Later Years and Death
The mid-century crisis of plague and social fear gave Tauler's pastoral message added urgency. The Black Death of 1348, 1349, which struck the Upper Rhine, forms the unspoken background of many of his counsels on suffering, fear, and trust. He addressed not only personal affliction but also civic disarray, inviting hearers to interpret turmoil through the cross of Christ rather than through frenzy or despair. He appears to have spent his final years again in Strasbourg, preaching and guiding penitents, confessing, and advising religious women's communities. He died around 1361, a date transmitted by local tradition, and was remembered there for sober wisdom and holiness of life.
Works and Transmission
Tauler left no systematic treatise. His legacy survives chiefly in collections of sermons taken down by listeners and copied in the decades after his death. The corpus varies by manuscript, and questions of authenticity surround some pieces, but a substantial body of Middle High German preaching has long been recognized as genuinely his.

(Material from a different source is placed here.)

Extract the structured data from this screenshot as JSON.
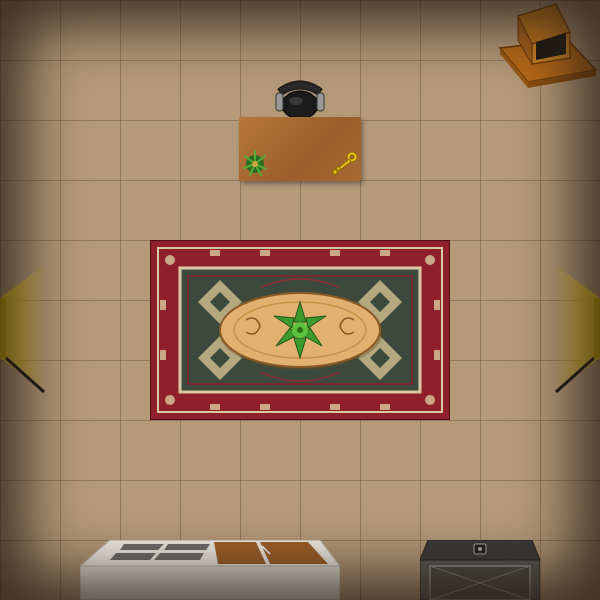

These sermons follow the liturgical year and the gospel readings, but they are less exegetical lectures than spiritual exhortations guiding hearers through stages of purification, illumination, and union. In the age of print they were edited and circulated widely. Early modern readers sometimes linked Tauler to the anonymous Theologia Germanica, a distinct work that shares themes of interior reform; modern scholarship keeps those authors separate while noting resonances.
Legacy
Tauler's reputation grew well beyond the Dominican milieu. His moderation, practical counsel, and insistence on the presence of God in ordinary life made him a bridge figure between scholastic theology and popular devotion. He influenced currents of late medieval piety along the Rhine and was read by later Catholic reformers and spiritual writers. In the sixteenth century Martin Luther found much to admire in Tauler's preaching, praising the depth he perceived in the sermons and encouraging their circulation even as he disagreed with other aspects of medieval theology. Subsequent generations across confessional lines continued to read Tauler for guidance in prayer and detachment. Modern editions and translations have secured his place as one of the most compelling voices of the German mystical tradition, alongside Meister Eckhart and Henry Suso. He endures as a model of pastoral mysticism: a theologian of the heart who taught that the path to God runs through the sanctification of daily life, the purifying fire of trial, and the quiet birth of the Word in the soul.